Sicilian Feast of Fishes

Traditionally in Catholic countries like Italy, Christmas Eve was a day of abstinence, like Fridays. That meant no meat, thus convincing a lot of believers who still got hungry it was the perfect day to eat boats full of seafood. So The Feast of the Seven Fishes was born.

In Sicily especially, but also across southern Italy and in the America to which so many from there immigrated, Christmas Eve became more than a matter of a baby in a manger.  It became an opportunity to thank the Almighty, while possibly showing off all the good things life had provided.

Of course, meatless Fridays were meant for contemplation and moderation, but really… what would be the harm (these folks wondered) of eating lots and LOTS of fish. The theme over time became abbondanza, abundance. And with some Italian-American families dishing up not seven seafood dishes but nine, eleven or more, Christmas Eve became half boast and half red-gravy Thanksgiving.

One of the nicer touches is that no single seafood menu or even recipe attached itself to The Feast of the Seven Fishes. One theory is that Italian cuisine varies so much from region to region that unleashing a kitchen full of nonnas (grandmothers) will never produce the same flavors twice. Nor will unleashing any two regions, no matter how geographically close they might be.
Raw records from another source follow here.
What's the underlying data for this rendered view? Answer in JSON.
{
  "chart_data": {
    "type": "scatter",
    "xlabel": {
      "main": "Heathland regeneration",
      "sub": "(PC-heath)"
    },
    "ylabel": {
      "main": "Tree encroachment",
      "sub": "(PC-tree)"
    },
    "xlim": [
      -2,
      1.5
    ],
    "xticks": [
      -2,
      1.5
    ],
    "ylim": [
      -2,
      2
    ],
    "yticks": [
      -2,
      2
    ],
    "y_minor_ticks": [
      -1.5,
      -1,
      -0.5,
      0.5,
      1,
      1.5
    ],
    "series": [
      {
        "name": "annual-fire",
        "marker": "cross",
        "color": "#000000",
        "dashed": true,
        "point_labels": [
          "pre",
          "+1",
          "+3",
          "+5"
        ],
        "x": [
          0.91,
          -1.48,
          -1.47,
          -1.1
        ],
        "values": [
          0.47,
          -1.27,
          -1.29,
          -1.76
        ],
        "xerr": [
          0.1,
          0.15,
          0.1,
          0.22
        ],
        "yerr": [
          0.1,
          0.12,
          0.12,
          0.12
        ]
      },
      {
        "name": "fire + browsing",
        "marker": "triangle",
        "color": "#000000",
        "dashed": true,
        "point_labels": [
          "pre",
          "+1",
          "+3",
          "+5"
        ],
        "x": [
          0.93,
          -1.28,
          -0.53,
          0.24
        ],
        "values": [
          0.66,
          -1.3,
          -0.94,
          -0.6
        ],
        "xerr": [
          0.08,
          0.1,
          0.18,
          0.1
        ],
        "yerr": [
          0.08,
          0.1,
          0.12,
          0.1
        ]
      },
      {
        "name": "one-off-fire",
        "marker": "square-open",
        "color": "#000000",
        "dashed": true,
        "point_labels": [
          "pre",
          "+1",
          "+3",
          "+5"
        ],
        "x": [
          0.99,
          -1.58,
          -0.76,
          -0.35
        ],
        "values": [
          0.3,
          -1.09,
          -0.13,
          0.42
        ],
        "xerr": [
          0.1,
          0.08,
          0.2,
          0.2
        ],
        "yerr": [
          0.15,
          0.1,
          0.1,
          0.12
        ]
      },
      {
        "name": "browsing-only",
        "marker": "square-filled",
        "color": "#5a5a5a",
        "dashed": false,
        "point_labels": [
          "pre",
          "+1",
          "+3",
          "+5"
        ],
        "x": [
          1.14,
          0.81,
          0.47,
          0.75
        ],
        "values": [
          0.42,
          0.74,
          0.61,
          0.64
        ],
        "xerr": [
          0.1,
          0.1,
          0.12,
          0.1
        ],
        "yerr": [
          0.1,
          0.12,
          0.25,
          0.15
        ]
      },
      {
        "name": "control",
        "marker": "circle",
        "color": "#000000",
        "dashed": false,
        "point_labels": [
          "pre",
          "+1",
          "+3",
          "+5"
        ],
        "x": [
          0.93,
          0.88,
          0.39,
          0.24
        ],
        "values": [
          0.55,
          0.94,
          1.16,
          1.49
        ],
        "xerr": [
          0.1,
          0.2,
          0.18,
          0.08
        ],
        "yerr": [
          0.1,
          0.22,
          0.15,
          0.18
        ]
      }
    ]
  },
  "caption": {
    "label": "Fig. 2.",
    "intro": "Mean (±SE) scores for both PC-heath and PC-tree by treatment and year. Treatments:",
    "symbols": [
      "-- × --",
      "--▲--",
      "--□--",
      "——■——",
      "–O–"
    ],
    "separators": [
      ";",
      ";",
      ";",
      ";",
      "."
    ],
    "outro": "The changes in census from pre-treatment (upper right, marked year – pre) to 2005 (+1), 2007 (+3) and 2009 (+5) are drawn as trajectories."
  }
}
There is a tip of the hat to the typical Italian meal progression – antipasti (hors d’oeuvres), primi (appetizer but usually one or more pasta dishes), secondi e contorni (main course like grilled whole fish and vegetable side dishes), and dolci (desserts and other sweets). Still, that’s “only” four courses, not seven. Most menus start but hardly stop there, adding a seafood soup and/or a seafood-kissed salad, or simply having two or three very different seafood pastas to try.

The Feast of the Seven Fishes is a cooking marathon with few rules (other than everything being Italian, of course), and almost any seafood is fair game. In fact, the more the merrier – fish from haddock to salmon to swordfish, plus the salted and dried cod known in the Mediterranean world as bacala. Shrimp, mussels, clams, crabs and scallops are also quite typical. Lobster shows up in certain households, but that really WOULD be abbondanza.

SICILIAN SWORDFISH STEAKS

Many Sicilian themes run through this “meat and two sides,” starting with the swordfish that swim through the Straits of Messina separating the island from the Italian mainland. It’s also easy to spot that the dish is more Greek than Italian, and probably more Arab as well. The chickpeas should be a dead giveaway. The flavors are as bright as the meaty swordfish is satisfying.

1 cup Castelvetrano green olives, pitted

½ cup shelled and roasted pistachios

½ cup fresh basil leaves

1 clove garlic, peeled

Zest of ½ lemon

½ cup extra-virgin olive oil

4 (1-inch-thick) swordfish steaks

Salt and black pepper

Combine the olives, pistachios, basil, garlic and lemon zest in a food processor and pulse briefly, then stream in the olive oil and pulse just long enough to combine. Season the swordfish with salt and pepper. Drizzle with olive oil and cook to about medium in a preheated very hot pan, gently turning a couple times, 8-10 minutes total. The fish should flake easily with a fork. Served with Roasted Potatoes and Sauteed Baby Kale with Chickpeas (recipes below). Serves about 6.

ROASTED POTATOES

2 ½ pounds multi-colored potatoes, cut in half

4 tablespoons extra-virgin olive oil

Kosher salt and black pepper

Fresh parsley

Preheat the oven to 400 degrees. Place potatoes in a single layer in a 13 x 9 baking dish. Drizzle with the olive oil and season with salt and pepper. Cover the dish with foil and set in the oven until tender, about 25 minutes. Then remove foil and set under the broiler to brown and crisp for 10 minutes.

SAUTEED BABY KALE WITH CHICKPEAS

1 small onion, sliced

2 tablespoons extra-virgin olive oil

3 large garlic cloves, thinly sliced

1 pound baby kale (or baby kale-spinach mix)

1 cup drained chickpeas

1 teaspoon salt

Red pepper flakes

Caramelize the onion in the olive oil, then stir in the garlic for 1 minute more. Add the baby kale and toss it with the onion, cooking briefly just until starting to wilt. Add the chickpeas long enough to heat through. Season with salt and red pepper flakes.